The delay may allow Johnson & Johnson to take the lead in in getting a new drug to market in the class, known as SGLT2 inhibitors, said Seamus Fernandez, a Leerink Swann & Co. analyst.
“They kind of lost pole position versus J&J,” he said in a telephone interview. Eli Lilly also has a drug in development. “It’s going to be a much more competitive market.”
Bristol-Myers confirmed the forecast for 2012 earnings excluding one-time items of $1.90 to $2 a share, and expects to hit “the upper end of the range.” The company also projected full-year sales of $17.4 billion to $17.8 billion, below the $18 billion average of 16 analyst estimates compiled by Bloomberg.
A lower-than-expected tax rate is driving the company’s annual forecast, Fernandez said. Bristol-Myers projected an effective tax rate of 23 percent, compared with the 25 percent to 26 percent Fernandez had expected.
Next year is less certain. Andreotti, in 2010, promised 2013 earnings excluding items of at least $1.95 per share “at a minimum.” Last month, his chief financial officer told investors there have “been a lot of pulls and pushes” on the drugmaker’s business since then.
The setback with the hepatitis C drug hasn’t slowed the company’s aggressive approach to deals, Andreotti said.
“Nothing has changed with regard to our business development strategy,” Andreotti said on the conference call.
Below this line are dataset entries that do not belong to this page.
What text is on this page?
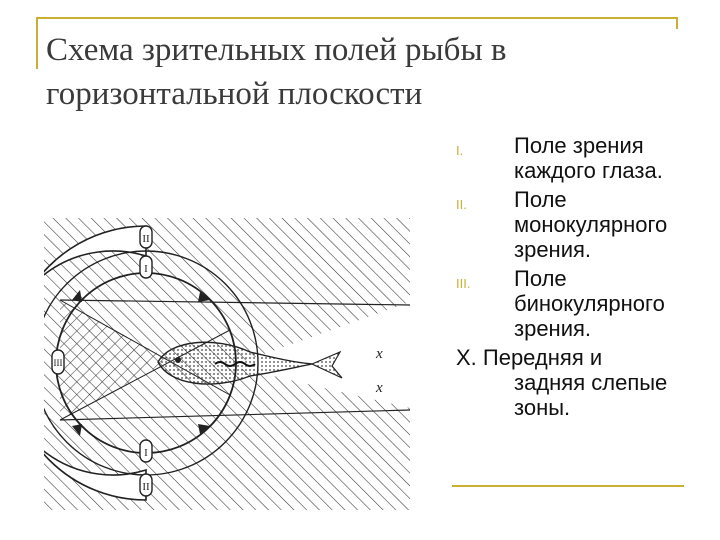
Схема зрительных полей рыбы в горизонтальной плоскости
II
I
III
I
II
x
x
I. Поле зрения каждого глаза.
II. Поле монокулярного зрения.
III. Поле бинокулярного зрения.
X. Передняя и
задняя слепые зоны.
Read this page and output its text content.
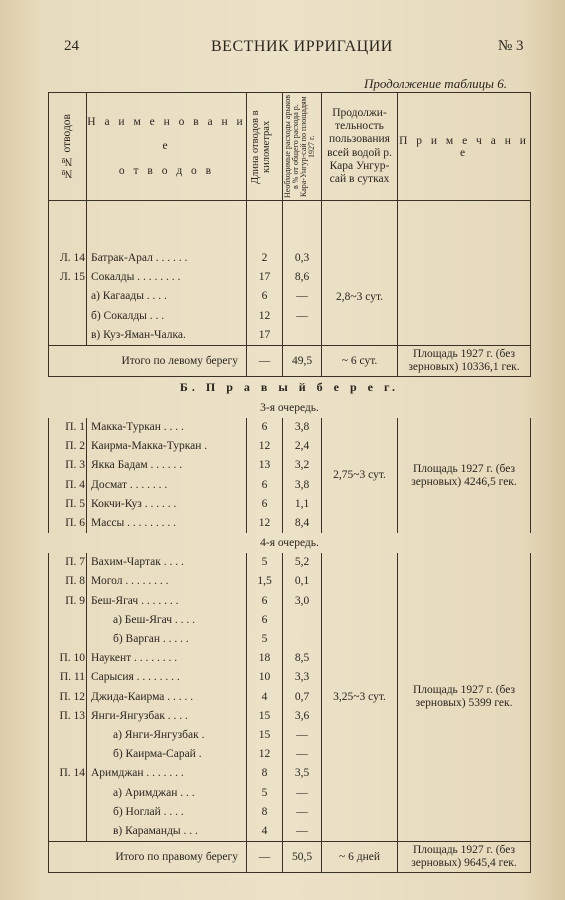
24	ВЕСТНИК ИРРИГАЦИИ	№ 3
Продолжение таблицы 6.
№№ отводов	Н а и м е н о в а н и е
о т в о д о в	Длина отводов в километрах	Необходимые расходы арыков в % от общего расхода р. Кара-Унгур-сай по площадям 1927 г.	Продолжи-тельность пользования всей водой р. Кара Унгур-сай в сутках	П р и м е ч а н и е

Л. 14	Батрак-Арал . . . . . .	2	0,3	2,8~3 сут.	
Л. 15	Сокалды . . . . . . . .	17	8,6		
	а) Кагаады . . . .	6	—		
	б) Сокалды . . .	12	—		
	в) Куз-Яман-Чалка.	17			
Итого по левому берегу		—	49,5	~ 6 сут.	Площадь 1927 г. (без зерновых) 10336,1 гек.
Б. П р а в ы й б е р е г.					
3-я очередь.					
П. 1	Макка-Туркан . . . .	6	3,8	2,75~3 сут.	Площадь 1927 г. (без зерновых) 4246,5 гек.
П. 2	Каирма-Макка-Туркан .	12	2,4		
П. 3	Якка Бадам . . . . . .	13	3,2		
П. 4	Досмат . . . . . . .	6	3,8		
П. 5	Кокчи-Куз . . . . . .	6	1,1		
П. 6	Массы . . . . . . . . .	12	8,4		
4-я очередь.					
П. 7	Вахим-Чартак . . . .	5	5,2	3,25~3 сут.	Площадь 1927 г. (без зерновых) 5399 гек.
П. 8	Могол . . . . . . . .	1,5	0,1		
П. 9	Беш-Ягач . . . . . . .	6	3,0		
	а) Беш-Ягач . . . .	6			
	б) Варган . . . . .	5			
П. 10	Наукент . . . . . . . .	18	8,5		
П. 11	Сарысия . . . . . . . .	10	3,3		
П. 12	Джида-Каирма . . . . .	4	0,7		
П. 13	Янги-Янгузбак . . . .	15	3,6		
	а) Янги-Янгузбак .	15	—		
	б) Каирма-Сарай .	12	—		
П. 14	Аримджан . . . . . . .	8	3,5		
	а) Аримджан . . .	5	—		
	б) Ноглай . . . .	8	—		
	в) Караманды . . .	4	—		
Итого по правому берегу		—	50,5	~ 6 дней	Площадь 1927 г. (без зерновых) 9645,4 гек.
He said the company was interested in long-term growth targets and assets that could boost near-term sales.
The focus for investors will be on what new drugs the company can bring to market. “The pipeline has to succeed,” Fernandez said.
Bristol-Myers will move forward with another hepatitis C regimen that it may take into the final stage of clinical testing in 2014. The company wants to formulate the therapy, a combination of three medicines, into a single pill that could be taken twice a day, Sigal said on the call.
In the third quarter, Bristol-Myers was unable to hang on to revenue from its drugs that lost patent protection in the way that Pfizer did with Lipitor (PFE), its top-selling cholesterol pill. Pfizer, which faced limited competition for six months after the patent expired, used coupons and promotions to keep sales as long as possible. It also reached an agreement with Watson Pharmaceuticals Inc. (WPI) to sell an “authorized generic” to compete with other copies.
Revenue from Avapro and Avalide, a blood pressure medication, fell 56 percent to $95 million after losing patent protection in March.
Sales of its Bristol-Myers’s top two drugs after Plavix fell as well. Abilify, used for depression and schizophrenia, saw revenue fall 2 percent to $676 million. Reyataz, an HIV drug, declined 7 percent to $363 million.
Those declines were offset by drugs that Bristol-Myers is counting on for its future, though. Sales of Orencia, a rheumatoid arthritis treatment, grew 32 percent to $307 million. And sales of Yervoy, a cancer drug to treat melanoma, rose 48 percent to $179 million.
The company reported net income of $969 million, or 56 cents, for last year’s third quarter.